This is a proof I came up with while working on the textbook Understanding Analysis:
Supposing $x_{n} \rightarrow x$, we have that
$$s_n = \frac{1}{n} \sum_{k=1}^{n} x_k \rightarrow x$$
Let $\epsilon \in \mathbb{R}^{+}$
Notice that by the triangle equality we get: $$\vert \frac{1}{n} \sum_{k=1}^{n} x_k - x \vert = \vert \frac{1}{n} \sum_{k=1}^{n} (x_k - x) \vert \leq \frac{1}{n} \sum_{k=1}^{n} \vert x_k - x \vert$$
Now, since $x_{n} \rightarrow x$, we know that for each $n>N$ term, we can make $\vert x_n - x \vert$ as small as we wish.
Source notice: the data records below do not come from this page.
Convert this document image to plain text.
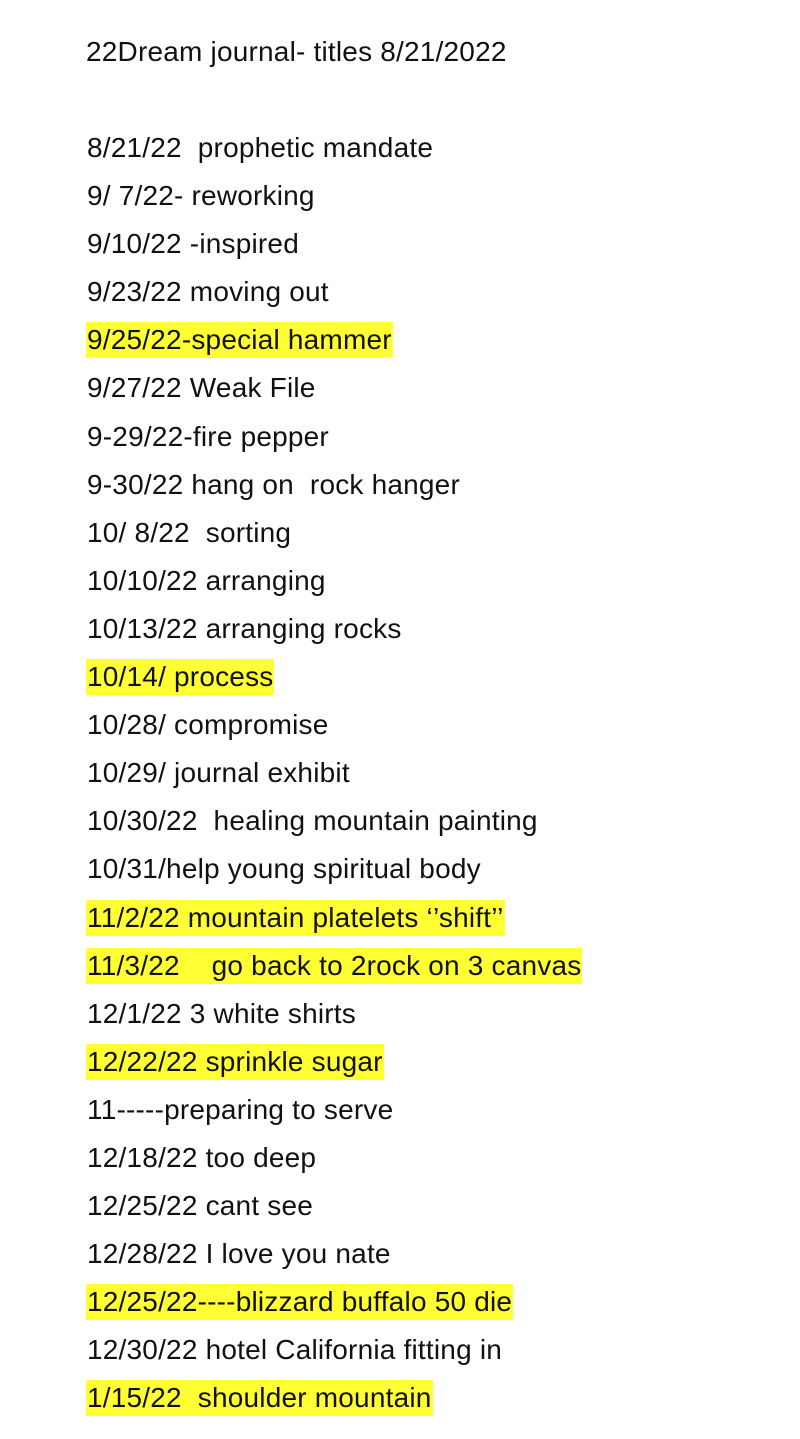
22Dream journal- titles 8/21/2022
8/21/22  prophetic mandate
9/ 7/22- reworking
9/10/22 -inspired
9/23/22 moving out
9/25/22-special hammer
9/27/22 Weak File
9-29/22-fire pepper
9-30/22 hang on  rock hanger
10/ 8/22  sorting
10/10/22 arranging
10/13/22 arranging rocks
10/14/ process
10/28/ compromise
10/29/ journal exhibit
10/30/22  healing mountain painting
10/31/help young spiritual body
11/2/22 mountain platelets ‘’shift’’
11/3/22    go back to 2rock on 3 canvas
12/1/22 3 white shirts
12/22/22 sprinkle sugar
11-----preparing to serve
12/18/22 too deep
12/25/22 cant see
12/28/22 I love you nate
12/25/22----blizzard buffalo 50 die
12/30/22 hotel California fitting in
1/15/22  shoulder mountain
Let $M = \max(x_{1},...,x_{N})$, and let $ \vert x_n - x \vert < \vert \frac{\epsilon n - MN}{n-N}\vert$. Then assuming $\epsilon n - MN > 0$ we get that
$$\vert \frac{1}{n} \sum_{k=1}^{n} x_k - x \vert \leq \frac{1}{n} \sum_{k=1}^{n} \vert x_k - x \vert < \frac{NM + (n-N)\vert \frac{\epsilon n - MN}{n-N}\vert}{n} = \frac{MN + \epsilon n - MN}{n} = \epsilon$$
Notice, finally, that the assumption that $\epsilon n - MN > 0$ is harmless. This is since we let $n>\frac{MN}{\epsilon}$, after which the rest of the proof falls into place.